Accenture’s Newest CCO Says the Consultancy Will Be ‘as Creative as Other Agencies’
Adam Kerj looks to expand Nordic operations
By Patrick Coffee
Accenture Interactive, the digital wing of the larger international consulting group, looks to expand its presence in the Nordic region by hiring a new chief creative officer.
According to the attendant statement, Accenture aims to more actively seek out new business in Sweden, Norway, Denmark and Finland.
Adam Kerj joins the company after serving as CCO at McCann Stockholm and WPP’s J. Walter Thompson in New York, and he was also the first creative lead at Dentsu digital shop 360i. Throughout his career he has led campaigns for such brands as Oreo, HBO, Coca-Cola, Tide and Ben & Jerry’s, and his work has been awarded by the Cannes Lions, One Show and other trade organizations.
Kerj told Adweek that Accenture Interactive can “have a faster impact on a client’s business” due to its lack of a “traditional legacy structure.” He claimed that the sort of experimental work that will often end up in a “lab or center of excellence” in other agencies is “what we do” at Accenture.
Specifically, Kerj cited the creative department’s collaborations with the company’s “robust ecommerce back-end” operations, stating that Accenture, unlike other agencies, can often skip the process of “looking hard to find the people who can actually bring the idea to life” because it has “most of those capabilities internally.”
“Creatively, we can figure out everything more or less by ourselves,” he added.
For that reason, Kerj thinks the consultancy will continue to attract more agency veterans and “non-traditional creatives.”
“What is an idea?

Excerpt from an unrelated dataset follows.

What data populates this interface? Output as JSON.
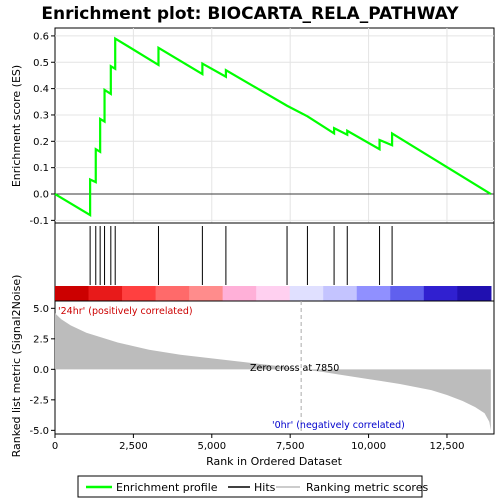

How does it look? [We’re] hiring talent that doesn’t have any preconceptions as to how it has to look and behave as an advertising idea,” he said.
At the same time, he noted that he had pitched against Accenture in his past job at McCann and that other area shops, like Adweek’s 2017 International Agency of the Year Åkestam Holst, will also be competing directly against his new employer.
“We will bring something slightly different to the table, but that is absolutely the ambition: to be as creative as other agencies,” he said.
Kerj also noted that Accenture and its work remains somewhat unknown despite all the “buzz around these companies now,” especially in the Nordic region. But the consultancy plans to more actively promote both its presence in these countries and the work it does for clients, starting with his hire.
“We have to be more proactive than most agencies,” he said. “I don’t know that clients understand what an agency can help them with today.”